My eyes open, and I pull back sharply.
"Everything okay," he asks, his eyes narrowing as he assesses me.
Harrick isn't Michael, my subconscious chides me, but I can't deny that for a brief second, I got my wires crossed, and the thought did pop into my head.
Talk about ludicrous.
For starters, they look nothing alike—Michael had long, dirty-blond hair and was lean—not to mention, hello, he had a different freaking name. Even if Michael wasn’t his real name.
What is wrong with me? Maybe surviving a near-death experience has shaken me up more than I realized?
"Sorry. I'm fine," I say, shaking my head and latching on to his rock-solid shoulders again. "I just need a good hard fuck. It's been a while."
Harrick keeps staring at me, and I wonder if he can tell I'm holding something back. He can't. He doesn't know me. He's not in my head. But still…he looks as if he knows I'm hiding something.
"Been a while for me, too. If you want to stop, at any time for any reason, you just tell me, okay?"
I nod. "I will."
"Good."
He smiles, and then before I know what's happening, he stands, scoops me into his arms, and carries me over to the sheepskin rug by the fire.
He places me down gently on it, then undresses me, his attention switching every few seconds between the clothes he's removing and my face.

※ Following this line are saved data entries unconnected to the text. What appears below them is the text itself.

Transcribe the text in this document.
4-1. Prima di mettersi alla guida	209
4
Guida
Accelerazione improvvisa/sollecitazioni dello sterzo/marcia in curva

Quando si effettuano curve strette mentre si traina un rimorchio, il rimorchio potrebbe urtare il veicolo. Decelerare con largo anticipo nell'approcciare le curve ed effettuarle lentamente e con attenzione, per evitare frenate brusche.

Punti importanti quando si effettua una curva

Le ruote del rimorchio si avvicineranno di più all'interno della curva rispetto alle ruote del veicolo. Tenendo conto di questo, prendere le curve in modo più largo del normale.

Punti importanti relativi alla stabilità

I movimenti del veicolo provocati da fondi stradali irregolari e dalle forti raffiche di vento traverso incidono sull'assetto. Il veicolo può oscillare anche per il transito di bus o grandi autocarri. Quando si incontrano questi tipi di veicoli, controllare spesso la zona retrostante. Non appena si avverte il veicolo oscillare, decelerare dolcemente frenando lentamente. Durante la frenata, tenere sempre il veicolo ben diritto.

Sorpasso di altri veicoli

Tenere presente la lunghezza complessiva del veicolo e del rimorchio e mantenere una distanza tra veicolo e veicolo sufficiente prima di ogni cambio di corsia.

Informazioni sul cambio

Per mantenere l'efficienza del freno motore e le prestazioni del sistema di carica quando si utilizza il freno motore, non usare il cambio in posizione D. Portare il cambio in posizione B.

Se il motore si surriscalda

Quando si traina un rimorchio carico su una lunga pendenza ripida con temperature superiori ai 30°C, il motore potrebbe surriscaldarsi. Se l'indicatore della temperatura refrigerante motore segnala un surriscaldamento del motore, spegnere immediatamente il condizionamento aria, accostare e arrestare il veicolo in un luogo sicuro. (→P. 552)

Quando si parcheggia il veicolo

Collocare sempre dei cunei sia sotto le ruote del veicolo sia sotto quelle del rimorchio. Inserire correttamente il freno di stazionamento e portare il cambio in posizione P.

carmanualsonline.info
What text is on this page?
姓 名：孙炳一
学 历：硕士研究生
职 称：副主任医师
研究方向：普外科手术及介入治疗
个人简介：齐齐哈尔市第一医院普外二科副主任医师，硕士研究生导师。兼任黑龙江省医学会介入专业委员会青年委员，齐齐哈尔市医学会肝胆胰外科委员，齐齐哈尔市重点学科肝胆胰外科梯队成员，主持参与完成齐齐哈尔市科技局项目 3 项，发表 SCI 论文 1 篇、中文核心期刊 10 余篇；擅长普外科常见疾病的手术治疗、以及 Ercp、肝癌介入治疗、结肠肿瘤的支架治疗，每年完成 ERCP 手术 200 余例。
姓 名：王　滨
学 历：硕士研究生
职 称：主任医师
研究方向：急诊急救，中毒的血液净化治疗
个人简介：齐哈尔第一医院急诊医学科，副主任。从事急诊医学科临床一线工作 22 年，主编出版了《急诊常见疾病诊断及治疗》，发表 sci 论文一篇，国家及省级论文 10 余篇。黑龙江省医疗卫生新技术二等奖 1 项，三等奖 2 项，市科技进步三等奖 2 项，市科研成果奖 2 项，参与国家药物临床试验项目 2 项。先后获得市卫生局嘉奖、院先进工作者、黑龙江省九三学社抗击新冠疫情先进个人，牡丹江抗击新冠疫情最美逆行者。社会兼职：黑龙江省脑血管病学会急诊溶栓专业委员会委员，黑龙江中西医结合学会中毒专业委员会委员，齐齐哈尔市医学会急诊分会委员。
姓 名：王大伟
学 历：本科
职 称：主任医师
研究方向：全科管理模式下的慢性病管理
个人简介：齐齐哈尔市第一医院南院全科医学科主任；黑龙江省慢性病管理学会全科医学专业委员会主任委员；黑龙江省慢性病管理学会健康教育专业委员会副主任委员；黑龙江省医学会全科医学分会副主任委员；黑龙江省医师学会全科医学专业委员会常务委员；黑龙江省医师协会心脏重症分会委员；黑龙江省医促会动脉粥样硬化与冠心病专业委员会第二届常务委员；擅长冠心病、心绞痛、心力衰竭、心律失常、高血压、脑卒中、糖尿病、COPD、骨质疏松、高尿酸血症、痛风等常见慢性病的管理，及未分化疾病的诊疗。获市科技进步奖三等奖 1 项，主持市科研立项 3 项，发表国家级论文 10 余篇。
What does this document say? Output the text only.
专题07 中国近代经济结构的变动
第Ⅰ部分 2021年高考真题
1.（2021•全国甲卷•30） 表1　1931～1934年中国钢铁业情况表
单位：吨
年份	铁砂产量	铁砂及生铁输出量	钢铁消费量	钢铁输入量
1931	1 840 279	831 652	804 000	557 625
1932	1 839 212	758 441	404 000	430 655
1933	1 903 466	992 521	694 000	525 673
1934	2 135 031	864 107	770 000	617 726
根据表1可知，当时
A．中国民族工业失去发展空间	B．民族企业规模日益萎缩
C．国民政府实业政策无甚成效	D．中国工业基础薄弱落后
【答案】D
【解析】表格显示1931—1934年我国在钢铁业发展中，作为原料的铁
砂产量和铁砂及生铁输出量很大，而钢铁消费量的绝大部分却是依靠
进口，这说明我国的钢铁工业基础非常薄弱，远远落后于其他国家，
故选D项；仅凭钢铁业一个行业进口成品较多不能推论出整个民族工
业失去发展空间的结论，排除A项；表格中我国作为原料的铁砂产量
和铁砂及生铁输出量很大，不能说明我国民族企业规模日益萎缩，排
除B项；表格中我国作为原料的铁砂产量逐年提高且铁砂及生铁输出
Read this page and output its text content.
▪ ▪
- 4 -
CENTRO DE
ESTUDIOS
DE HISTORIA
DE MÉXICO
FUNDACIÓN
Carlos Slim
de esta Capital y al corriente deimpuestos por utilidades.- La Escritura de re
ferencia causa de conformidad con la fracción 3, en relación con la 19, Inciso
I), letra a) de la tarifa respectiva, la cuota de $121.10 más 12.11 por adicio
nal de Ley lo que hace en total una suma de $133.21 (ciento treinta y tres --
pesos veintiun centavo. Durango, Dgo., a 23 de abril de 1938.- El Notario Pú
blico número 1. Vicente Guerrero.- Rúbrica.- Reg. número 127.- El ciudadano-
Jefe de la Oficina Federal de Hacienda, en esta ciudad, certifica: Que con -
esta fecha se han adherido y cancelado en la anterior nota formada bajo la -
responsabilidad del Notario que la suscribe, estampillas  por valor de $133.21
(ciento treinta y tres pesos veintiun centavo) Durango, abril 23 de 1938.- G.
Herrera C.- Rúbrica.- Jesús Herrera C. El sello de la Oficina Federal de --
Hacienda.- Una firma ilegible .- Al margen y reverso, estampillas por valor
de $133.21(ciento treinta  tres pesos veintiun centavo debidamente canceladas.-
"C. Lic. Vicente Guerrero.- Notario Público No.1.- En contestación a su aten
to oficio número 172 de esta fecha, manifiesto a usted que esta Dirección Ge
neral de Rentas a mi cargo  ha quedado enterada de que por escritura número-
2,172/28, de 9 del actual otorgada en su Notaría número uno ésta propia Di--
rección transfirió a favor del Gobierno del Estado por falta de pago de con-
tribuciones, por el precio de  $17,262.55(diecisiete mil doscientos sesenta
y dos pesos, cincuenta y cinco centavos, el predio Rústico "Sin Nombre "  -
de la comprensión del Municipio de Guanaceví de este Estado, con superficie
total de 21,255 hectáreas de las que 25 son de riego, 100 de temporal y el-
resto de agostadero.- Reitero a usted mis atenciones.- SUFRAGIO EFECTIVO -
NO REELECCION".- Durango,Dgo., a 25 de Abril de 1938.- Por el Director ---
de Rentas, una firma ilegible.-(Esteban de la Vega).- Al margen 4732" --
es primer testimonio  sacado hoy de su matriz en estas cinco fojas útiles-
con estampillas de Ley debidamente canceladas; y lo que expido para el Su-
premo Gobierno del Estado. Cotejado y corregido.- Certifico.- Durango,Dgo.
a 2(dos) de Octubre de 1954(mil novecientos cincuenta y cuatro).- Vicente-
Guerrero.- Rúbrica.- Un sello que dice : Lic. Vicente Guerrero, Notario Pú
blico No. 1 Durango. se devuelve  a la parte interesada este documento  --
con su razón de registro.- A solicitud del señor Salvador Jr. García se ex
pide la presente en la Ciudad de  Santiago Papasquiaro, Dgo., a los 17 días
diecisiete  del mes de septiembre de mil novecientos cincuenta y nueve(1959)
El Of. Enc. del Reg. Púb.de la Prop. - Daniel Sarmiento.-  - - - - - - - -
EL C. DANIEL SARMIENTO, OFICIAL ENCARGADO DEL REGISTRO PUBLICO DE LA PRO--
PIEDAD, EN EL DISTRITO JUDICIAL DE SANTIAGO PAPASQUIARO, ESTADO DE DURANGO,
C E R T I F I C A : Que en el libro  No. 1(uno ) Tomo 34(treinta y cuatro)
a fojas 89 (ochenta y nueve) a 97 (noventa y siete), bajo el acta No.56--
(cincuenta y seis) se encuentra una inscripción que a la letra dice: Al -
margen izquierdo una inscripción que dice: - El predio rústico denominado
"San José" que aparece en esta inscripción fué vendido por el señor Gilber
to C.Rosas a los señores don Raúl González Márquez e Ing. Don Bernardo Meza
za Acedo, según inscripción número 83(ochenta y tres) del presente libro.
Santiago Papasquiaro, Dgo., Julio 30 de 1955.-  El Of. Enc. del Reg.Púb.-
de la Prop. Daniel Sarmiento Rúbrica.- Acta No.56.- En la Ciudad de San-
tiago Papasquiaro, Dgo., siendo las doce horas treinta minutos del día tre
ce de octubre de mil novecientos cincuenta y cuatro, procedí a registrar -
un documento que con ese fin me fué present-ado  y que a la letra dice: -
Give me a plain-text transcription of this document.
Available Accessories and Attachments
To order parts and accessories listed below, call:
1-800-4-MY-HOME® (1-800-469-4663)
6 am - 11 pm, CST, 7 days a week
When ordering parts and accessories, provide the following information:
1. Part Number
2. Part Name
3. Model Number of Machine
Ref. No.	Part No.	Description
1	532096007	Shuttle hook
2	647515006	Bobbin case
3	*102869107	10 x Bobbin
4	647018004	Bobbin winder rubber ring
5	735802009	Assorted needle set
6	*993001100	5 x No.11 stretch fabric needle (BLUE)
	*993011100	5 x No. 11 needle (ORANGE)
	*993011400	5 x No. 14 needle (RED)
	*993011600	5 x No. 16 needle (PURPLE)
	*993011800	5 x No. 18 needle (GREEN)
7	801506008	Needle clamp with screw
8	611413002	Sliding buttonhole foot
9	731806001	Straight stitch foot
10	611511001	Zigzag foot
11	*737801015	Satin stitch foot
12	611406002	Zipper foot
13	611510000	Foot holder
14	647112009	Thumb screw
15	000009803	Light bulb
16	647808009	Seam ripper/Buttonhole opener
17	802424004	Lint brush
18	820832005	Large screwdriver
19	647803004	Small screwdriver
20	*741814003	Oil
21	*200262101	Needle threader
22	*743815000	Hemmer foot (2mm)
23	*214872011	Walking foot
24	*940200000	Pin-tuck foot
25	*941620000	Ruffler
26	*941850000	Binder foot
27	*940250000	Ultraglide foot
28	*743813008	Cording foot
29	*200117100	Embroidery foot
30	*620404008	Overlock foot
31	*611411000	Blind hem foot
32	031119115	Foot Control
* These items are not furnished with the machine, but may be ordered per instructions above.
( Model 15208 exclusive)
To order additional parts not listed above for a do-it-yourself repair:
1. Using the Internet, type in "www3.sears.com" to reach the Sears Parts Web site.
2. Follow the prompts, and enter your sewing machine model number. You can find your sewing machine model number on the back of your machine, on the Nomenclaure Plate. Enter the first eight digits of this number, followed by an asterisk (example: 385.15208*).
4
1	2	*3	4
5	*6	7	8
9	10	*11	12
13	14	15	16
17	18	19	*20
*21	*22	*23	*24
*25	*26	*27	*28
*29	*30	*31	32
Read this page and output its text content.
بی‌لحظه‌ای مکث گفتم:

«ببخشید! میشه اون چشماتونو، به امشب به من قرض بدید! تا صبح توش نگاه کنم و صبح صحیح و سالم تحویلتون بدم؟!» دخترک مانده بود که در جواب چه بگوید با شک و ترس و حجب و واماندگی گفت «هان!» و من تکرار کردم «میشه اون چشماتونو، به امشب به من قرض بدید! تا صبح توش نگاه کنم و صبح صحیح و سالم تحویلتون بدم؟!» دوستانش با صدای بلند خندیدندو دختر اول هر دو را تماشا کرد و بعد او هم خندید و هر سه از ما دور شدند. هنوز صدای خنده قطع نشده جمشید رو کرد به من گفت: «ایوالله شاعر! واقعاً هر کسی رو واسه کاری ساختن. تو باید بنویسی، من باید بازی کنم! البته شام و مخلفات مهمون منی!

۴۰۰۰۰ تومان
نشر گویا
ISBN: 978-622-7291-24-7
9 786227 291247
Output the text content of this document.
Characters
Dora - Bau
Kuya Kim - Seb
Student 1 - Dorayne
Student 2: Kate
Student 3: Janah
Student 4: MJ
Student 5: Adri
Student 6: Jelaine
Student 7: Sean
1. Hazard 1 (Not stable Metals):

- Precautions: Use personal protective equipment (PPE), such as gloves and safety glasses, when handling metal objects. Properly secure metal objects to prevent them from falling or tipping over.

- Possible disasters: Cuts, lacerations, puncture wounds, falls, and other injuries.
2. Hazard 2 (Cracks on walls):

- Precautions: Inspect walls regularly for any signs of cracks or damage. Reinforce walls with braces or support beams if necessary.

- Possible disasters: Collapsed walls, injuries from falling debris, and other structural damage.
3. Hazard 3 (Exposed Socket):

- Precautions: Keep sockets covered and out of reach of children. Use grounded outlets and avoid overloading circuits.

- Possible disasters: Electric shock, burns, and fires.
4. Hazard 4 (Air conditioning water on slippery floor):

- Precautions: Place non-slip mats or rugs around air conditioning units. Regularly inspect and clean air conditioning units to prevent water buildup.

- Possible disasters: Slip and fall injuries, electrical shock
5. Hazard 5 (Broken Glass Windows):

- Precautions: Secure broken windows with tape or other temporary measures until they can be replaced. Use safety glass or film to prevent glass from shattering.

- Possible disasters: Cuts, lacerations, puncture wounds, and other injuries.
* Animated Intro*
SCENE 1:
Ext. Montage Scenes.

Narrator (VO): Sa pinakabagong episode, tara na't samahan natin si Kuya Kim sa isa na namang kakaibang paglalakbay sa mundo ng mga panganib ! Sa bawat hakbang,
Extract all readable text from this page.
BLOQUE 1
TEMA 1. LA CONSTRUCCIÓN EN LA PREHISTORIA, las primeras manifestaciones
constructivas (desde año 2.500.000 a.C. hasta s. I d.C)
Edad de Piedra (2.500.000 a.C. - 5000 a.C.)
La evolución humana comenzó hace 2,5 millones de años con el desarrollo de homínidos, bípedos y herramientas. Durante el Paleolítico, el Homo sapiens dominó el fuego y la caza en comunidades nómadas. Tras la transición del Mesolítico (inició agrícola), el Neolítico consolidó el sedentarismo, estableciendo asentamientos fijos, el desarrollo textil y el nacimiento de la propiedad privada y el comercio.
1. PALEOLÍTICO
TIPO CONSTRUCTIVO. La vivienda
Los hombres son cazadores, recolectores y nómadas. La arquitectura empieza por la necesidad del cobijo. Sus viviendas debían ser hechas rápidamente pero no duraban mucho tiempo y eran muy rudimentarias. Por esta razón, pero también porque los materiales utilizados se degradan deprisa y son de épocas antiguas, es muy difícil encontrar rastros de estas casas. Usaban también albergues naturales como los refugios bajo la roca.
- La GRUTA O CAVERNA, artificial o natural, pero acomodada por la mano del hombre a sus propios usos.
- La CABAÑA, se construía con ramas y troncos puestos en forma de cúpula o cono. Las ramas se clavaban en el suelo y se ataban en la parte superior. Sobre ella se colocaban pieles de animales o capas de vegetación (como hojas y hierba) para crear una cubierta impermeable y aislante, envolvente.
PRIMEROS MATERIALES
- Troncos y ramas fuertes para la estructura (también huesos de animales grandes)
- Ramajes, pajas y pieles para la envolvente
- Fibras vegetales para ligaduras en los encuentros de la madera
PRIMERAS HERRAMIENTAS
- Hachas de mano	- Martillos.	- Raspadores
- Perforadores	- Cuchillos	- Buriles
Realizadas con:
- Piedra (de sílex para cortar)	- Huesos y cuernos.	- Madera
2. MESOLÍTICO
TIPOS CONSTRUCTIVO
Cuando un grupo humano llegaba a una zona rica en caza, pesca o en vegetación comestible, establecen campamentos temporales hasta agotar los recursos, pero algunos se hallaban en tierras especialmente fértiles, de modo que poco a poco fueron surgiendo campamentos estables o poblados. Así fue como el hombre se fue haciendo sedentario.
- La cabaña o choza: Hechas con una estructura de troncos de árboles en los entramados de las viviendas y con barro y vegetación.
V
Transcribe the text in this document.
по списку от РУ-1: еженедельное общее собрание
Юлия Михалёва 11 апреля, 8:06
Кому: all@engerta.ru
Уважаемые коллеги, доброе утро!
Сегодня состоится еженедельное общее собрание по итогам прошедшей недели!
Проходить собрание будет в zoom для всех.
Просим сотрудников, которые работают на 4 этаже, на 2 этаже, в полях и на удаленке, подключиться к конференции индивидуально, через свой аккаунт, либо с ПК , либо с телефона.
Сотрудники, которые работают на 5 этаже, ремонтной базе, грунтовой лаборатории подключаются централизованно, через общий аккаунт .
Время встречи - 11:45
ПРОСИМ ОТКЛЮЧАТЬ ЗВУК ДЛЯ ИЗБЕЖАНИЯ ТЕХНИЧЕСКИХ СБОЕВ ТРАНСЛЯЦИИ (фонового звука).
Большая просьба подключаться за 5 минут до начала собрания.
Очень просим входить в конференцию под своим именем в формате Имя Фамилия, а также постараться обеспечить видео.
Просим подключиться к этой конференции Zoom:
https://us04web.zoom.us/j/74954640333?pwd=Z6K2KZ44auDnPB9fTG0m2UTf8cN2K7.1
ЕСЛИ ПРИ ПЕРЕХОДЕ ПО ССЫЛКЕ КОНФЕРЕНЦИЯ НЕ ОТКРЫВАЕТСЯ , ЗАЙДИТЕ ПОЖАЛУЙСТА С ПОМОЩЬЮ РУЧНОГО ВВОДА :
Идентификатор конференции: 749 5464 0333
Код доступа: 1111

I take a few deep breaths. I don't know why or how Harrick has stirred up memories of Princess. Maybe it's not even Harrick, maybe just being in the mountains is enough to take me back there.
But how much longer am I going to keep doing this for? It's been over a decade. Why am I still stuck on someone from so long ago? Someone who didn't fight for me. Someone who never even bothered to find me when I was taken away in the middle of the night.
I've spent so much time since that summer trying to find someone who makes me feel even half of what Princess made me feel, when maybe what I really need is a hot encounter with a guy I'll never see again to reset me. A one-night stand is about the only thing I haven't tried to get over Michael.
The past is the past. Pa is gone. Princess is gone. But Harrick is here. And I am beyond ready to leave the pain behind and move on with my life.
Harrick has completely undressed me, and I'm lying here naked on the rug, with his hungry eyes roaming over my naked body. I'm defenseless and completely exposed, and yet, I have this complete sense of safety with this man who I've known for barely a few hours.
Why do I feel so safe with him…?
"You're so beautiful," he whispers reverently. "Anyone ever tell you that?"
I squeeze my eyes shut, tryingnotto think of Princess. He used to tell me that all the time.
"No." I'm unable to bring myself to open my eyes and lie straight to Harrick's face.
Silence follows, and then his lips nudge against my hip bone, his warm breath tickling my delicate skin.
I open my eyes and peer down. Harrick licks my hip, then nibbles a trail of kisses from my hip bone across to my belly button, then up my chest, leaning over toward my left pec.
He stops kissing me. "Oh."
"What is it?"
He frowns deeply, studying my left nipple.
"I used to have my nipple pierced," I explain. "That's what those little marks are. Nothing to be worried about."
"Right."
His eyes flick over to my right nipple.